When push came to shove, Armenia found the soft power of the EU to be no match for the hard power of Russia and the ruling oligarchs in Ukraine preferred quick money in their pockets to slow modernisation of the Ukraine economy and the rule of law. While Georgia and Moldova chose to initiate their agreements [with the EU], they have frozen conflicts with Russia (South Ossetia, Abkhasia, Transnistria) for which the EU’s soft power alone is insufficient protection. As Raik (2013, p. 22) notes: “The Eastern Partnership reflects the general tendency of the EU to play down issues of hard security and geopolitics and pursue economic integration as an instrument for enhancing stability and peace.”

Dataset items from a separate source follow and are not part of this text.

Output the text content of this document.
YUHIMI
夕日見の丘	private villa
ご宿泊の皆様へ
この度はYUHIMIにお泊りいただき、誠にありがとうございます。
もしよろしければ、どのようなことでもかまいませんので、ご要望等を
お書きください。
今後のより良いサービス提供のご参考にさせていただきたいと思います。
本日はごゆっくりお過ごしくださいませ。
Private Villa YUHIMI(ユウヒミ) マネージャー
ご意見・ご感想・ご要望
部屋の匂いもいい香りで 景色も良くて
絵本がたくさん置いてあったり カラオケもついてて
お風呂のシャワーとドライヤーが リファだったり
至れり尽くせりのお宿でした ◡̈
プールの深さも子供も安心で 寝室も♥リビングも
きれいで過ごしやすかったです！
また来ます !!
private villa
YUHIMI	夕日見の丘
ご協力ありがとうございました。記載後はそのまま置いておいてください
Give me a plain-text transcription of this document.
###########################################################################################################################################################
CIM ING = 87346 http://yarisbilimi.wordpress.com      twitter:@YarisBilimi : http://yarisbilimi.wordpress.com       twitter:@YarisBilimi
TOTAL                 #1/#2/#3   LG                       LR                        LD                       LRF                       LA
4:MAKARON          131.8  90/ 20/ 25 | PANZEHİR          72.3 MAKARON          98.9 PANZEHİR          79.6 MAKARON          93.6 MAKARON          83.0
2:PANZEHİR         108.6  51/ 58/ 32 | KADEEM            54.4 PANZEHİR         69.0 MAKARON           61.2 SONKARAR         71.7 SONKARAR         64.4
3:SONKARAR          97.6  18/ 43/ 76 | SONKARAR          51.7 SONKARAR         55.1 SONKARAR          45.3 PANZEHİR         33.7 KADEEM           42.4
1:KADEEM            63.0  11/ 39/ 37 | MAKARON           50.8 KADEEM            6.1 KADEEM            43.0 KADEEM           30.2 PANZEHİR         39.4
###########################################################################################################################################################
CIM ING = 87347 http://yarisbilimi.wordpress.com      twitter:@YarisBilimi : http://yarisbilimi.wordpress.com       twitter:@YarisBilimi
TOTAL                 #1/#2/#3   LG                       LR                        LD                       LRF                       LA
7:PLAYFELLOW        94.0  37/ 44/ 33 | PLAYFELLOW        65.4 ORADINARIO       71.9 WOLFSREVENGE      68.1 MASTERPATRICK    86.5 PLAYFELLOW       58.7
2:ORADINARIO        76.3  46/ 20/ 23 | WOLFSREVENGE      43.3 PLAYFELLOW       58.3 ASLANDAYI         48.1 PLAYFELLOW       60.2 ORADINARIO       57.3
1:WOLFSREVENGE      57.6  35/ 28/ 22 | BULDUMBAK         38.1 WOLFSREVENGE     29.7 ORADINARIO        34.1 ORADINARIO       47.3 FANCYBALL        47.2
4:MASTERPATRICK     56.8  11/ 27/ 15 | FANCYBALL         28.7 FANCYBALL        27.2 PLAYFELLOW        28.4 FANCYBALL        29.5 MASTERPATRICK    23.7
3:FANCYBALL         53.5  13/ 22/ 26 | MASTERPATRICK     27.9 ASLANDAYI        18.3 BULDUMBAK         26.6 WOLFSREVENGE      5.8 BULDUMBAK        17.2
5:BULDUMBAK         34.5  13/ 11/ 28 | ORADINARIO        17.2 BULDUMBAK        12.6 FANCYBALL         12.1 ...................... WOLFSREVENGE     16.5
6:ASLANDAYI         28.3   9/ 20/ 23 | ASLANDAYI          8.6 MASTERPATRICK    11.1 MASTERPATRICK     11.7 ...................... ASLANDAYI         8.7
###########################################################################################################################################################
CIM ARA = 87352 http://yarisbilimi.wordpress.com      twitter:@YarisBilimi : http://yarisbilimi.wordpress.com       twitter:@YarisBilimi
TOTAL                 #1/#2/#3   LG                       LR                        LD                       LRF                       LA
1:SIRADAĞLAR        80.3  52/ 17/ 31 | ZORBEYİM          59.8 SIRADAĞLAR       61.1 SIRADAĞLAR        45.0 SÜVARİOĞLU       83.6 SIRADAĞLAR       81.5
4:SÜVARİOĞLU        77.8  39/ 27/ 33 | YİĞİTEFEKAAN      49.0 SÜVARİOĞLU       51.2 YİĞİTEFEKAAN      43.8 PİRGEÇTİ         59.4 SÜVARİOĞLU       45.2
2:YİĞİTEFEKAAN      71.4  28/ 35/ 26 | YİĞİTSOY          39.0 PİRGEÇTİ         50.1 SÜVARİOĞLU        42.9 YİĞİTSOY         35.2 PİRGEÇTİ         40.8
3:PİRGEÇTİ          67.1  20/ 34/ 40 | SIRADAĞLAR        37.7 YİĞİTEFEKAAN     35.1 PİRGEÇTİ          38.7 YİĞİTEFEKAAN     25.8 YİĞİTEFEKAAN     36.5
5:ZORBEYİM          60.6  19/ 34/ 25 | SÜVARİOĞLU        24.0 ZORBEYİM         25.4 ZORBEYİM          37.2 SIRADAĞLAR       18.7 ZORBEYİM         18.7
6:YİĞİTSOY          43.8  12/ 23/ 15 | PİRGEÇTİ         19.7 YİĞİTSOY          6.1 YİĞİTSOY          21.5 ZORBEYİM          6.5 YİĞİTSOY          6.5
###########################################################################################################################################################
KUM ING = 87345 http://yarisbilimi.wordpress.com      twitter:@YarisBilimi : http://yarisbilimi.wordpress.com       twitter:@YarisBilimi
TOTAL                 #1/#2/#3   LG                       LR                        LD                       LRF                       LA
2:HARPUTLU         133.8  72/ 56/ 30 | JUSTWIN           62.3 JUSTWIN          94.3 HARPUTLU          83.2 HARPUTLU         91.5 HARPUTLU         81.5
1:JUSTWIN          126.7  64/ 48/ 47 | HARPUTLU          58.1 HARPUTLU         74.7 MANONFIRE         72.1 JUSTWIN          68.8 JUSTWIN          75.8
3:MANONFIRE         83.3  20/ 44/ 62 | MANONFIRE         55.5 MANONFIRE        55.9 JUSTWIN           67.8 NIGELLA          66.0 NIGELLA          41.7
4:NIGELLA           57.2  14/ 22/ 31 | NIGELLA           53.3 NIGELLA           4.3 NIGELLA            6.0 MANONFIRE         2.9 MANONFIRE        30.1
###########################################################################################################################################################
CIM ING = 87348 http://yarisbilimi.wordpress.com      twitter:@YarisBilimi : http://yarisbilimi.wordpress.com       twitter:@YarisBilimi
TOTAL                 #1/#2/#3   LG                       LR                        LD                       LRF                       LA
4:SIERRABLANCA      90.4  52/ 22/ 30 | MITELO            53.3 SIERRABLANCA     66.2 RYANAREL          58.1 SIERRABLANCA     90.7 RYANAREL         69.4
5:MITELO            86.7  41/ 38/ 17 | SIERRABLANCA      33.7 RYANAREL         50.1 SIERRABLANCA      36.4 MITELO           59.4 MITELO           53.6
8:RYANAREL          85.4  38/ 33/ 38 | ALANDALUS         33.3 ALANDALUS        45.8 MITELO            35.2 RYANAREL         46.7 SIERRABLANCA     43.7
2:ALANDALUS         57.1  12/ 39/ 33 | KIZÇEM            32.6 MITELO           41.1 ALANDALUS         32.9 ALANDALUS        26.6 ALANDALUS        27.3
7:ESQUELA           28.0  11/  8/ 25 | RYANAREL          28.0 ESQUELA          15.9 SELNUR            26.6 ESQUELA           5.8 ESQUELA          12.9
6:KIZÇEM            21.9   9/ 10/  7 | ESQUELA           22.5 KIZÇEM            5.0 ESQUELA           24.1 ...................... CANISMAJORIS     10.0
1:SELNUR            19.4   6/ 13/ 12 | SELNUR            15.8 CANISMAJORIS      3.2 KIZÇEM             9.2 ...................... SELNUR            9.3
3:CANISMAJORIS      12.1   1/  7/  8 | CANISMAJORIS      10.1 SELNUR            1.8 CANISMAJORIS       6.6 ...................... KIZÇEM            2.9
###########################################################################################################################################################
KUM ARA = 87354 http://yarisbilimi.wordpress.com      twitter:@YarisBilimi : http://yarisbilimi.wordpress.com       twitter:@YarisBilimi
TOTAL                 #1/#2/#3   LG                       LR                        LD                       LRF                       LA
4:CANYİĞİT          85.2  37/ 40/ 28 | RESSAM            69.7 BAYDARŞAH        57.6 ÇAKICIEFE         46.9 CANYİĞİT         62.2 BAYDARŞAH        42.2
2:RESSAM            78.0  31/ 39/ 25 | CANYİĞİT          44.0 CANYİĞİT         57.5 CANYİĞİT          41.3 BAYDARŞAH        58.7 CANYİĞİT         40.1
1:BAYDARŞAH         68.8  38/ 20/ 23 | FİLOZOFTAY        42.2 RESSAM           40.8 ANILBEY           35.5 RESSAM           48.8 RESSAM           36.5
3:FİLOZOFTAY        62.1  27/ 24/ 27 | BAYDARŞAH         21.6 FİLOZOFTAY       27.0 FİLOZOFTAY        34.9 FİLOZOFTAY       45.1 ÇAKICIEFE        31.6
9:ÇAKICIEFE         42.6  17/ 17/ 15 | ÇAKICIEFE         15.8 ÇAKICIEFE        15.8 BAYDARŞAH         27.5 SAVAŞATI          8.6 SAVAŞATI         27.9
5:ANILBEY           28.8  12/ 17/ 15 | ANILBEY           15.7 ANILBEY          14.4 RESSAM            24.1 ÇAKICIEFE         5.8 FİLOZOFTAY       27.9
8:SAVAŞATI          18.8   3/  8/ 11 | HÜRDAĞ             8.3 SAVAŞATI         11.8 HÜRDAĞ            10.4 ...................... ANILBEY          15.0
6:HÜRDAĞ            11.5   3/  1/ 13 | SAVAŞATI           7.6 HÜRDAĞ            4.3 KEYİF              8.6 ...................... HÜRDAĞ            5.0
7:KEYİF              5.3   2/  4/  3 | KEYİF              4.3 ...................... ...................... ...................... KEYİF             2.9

Thus, hard power trumped soft power at the Vilnius Summit. As a result, the Eastern Partnership, a key programme of the EU, lost out in the contest of “geopolitics versus economic modernisation” (Raik 2013, p. 19). This loss of credibility will affect the EU’s Euro-Mediterranean partnership as well. Hence, the EU must alter its mix of soft and hard power.[Bold by HSIB in the above.]
The EU's hard power, such as it is, comes from the United States military. And that is currently being watered down by a combination of budget politics and indifference to military power by Barack Obama (and his former Sec'y of State, Hillary Clinton, as well as the current one, John Kerry).